The idea of encountering Humboldt, almost at the geographical centre of Eurasia, disappears im mediately on arrival. The explorer passed this steppe, during his 1829 venture to the Altai Mountains along the route of the Irtysch river. His gaze captured the form of the land, the course of the mountain ranges, the transition from steppes to desserts, and the geographical dispersion of plants according to measured thermal effects. Today the gently undulating plain is covered with numerous boulders, mysterious constructions and objects shaped by people and time, relics of a mighty death cult.

The visit of the nuclear test site Kurchatov in Kazakhstan, west-southwest of the city of Semei (in Russian Semipalatinsk, Dostoyevsky’s place of exile), led the photographer Ursula Schulz-Dornburg to one of the increasingly numerous areas of the Earth that science has made uninhabitable for humans for centuries to come.
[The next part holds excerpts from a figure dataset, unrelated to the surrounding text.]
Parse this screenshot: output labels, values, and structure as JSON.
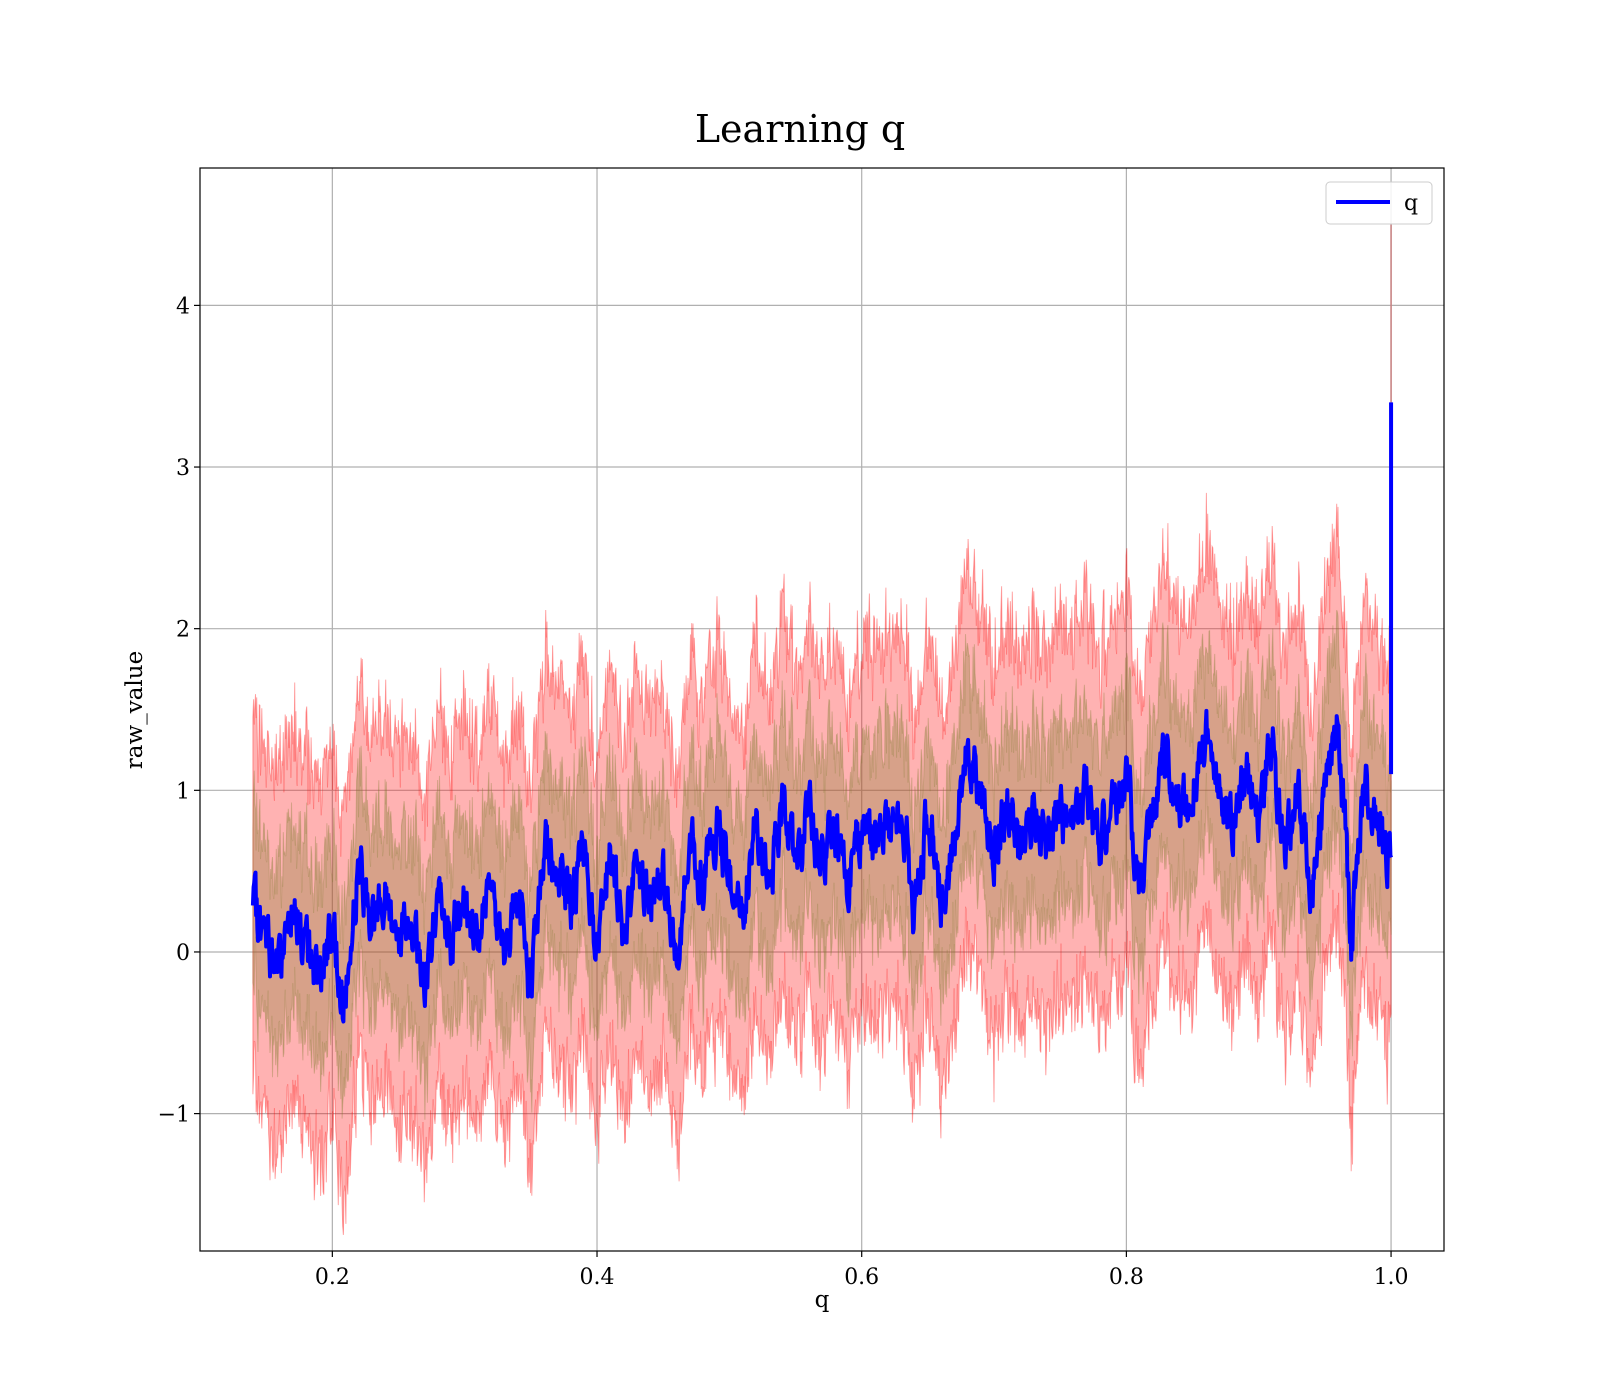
{
  "chart_data": {
    "type": "line",
    "title": "Learning q",
    "xlabel": "q",
    "ylabel": "raw_value",
    "xlim": [
      0.1,
      1.04
    ],
    "ylim": [
      -1.85,
      4.85
    ],
    "grid": true,
    "legend_position": "top-right",
    "x_ticks": [
      {
        "value": 0.2,
        "label": "0.2"
      },
      {
        "value": 0.4,
        "label": "0.4"
      },
      {
        "value": 0.6,
        "label": "0.6"
      },
      {
        "value": 0.8,
        "label": "0.8"
      },
      {
        "value": 1.0,
        "label": "1.0"
      }
    ],
    "y_ticks": [
      {
        "value": -1,
        "label": "−1"
      },
      {
        "value": 0,
        "label": "0"
      },
      {
        "value": 1,
        "label": "1"
      },
      {
        "value": 2,
        "label": "2"
      },
      {
        "value": 3,
        "label": "3"
      },
      {
        "value": 4,
        "label": "4"
      }
    ],
    "series": [
      {
        "name": "q",
        "color": "#0000ff",
        "x": [
          0.14,
          0.15,
          0.16,
          0.17,
          0.18,
          0.19,
          0.2,
          0.21,
          0.22,
          0.23,
          0.24,
          0.25,
          0.26,
          0.27,
          0.28,
          0.29,
          0.3,
          0.31,
          0.32,
          0.33,
          0.34,
          0.35,
          0.36,
          0.37,
          0.38,
          0.39,
          0.4,
          0.41,
          0.42,
          0.43,
          0.44,
          0.45,
          0.46,
          0.47,
          0.48,
          0.49,
          0.5,
          0.51,
          0.52,
          0.53,
          0.54,
          0.55,
          0.56,
          0.57,
          0.58,
          0.59,
          0.6,
          0.61,
          0.62,
          0.63,
          0.64,
          0.65,
          0.66,
          0.67,
          0.68,
          0.69,
          0.7,
          0.71,
          0.72,
          0.73,
          0.74,
          0.75,
          0.76,
          0.77,
          0.78,
          0.79,
          0.8,
          0.81,
          0.82,
          0.83,
          0.84,
          0.85,
          0.86,
          0.87,
          0.88,
          0.89,
          0.9,
          0.91,
          0.92,
          0.93,
          0.94,
          0.95,
          0.96,
          0.97,
          0.98,
          0.99,
          1.0
        ],
        "y": [
          0.26,
          0.05,
          -0.1,
          0.35,
          0.0,
          -0.1,
          0.1,
          -0.3,
          0.55,
          0.2,
          0.35,
          0.1,
          0.25,
          -0.2,
          0.3,
          0.1,
          0.25,
          0.1,
          0.6,
          -0.15,
          0.4,
          -0.25,
          0.7,
          0.5,
          0.3,
          0.6,
          0.05,
          0.6,
          0.15,
          0.55,
          0.35,
          0.5,
          -0.1,
          0.7,
          0.4,
          0.75,
          0.5,
          0.2,
          0.8,
          0.4,
          0.9,
          0.6,
          0.85,
          0.55,
          0.75,
          0.4,
          0.8,
          0.65,
          0.75,
          0.95,
          0.2,
          0.9,
          0.3,
          0.6,
          1.35,
          0.95,
          0.6,
          1.0,
          0.55,
          0.9,
          0.7,
          0.85,
          0.75,
          1.0,
          0.7,
          0.95,
          1.1,
          0.35,
          0.95,
          1.2,
          0.9,
          1.05,
          1.35,
          1.0,
          0.8,
          1.1,
          0.9,
          1.3,
          0.6,
          1.05,
          0.35,
          1.0,
          1.45,
          0.1,
          1.05,
          0.7,
          0.6
        ],
        "band_inner": 0.55,
        "band_outer": 1.15
      }
    ],
    "final_spike": {
      "x": 1.0,
      "y": [
        1.1,
        3.4
      ]
    },
    "band_spike_top": 4.5
  }
}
In August 1949, four years after Hiroshima, here the Soviet Union detonated its first atomic bomb. Up to 1963 there were 124 trials in the atmosphere, then over 350 bombs were tested underground. In 1991 the Russians withdrew. The shafts and tunnels in the interior of the Earth to the newly formed lakes and tectonic shifts were filled in and provisionally sealed off. Above the earth, plants, animals, water and wind live with the nuclear fallout and its consequences. The test site has been decommissioned. The subject of the exhibition is this silence. Nomads and organised gangs have stripped out the facilities and taken the scrap metal over the Chinese border. Contaminated material. Through its close interdependece to nature, upon which Humboldt gazed, it further penetrates the world in which we live.

The archive images of the architectural sculptures, measuring towers, concrete cubes, wire skeletons and deep pits in which thousands of animals were sacrificed to test the effect of the bombs shown in this magazine form the historical background of the photographic work of Ursula Schulz-Dornburg created in 2012 at the same site.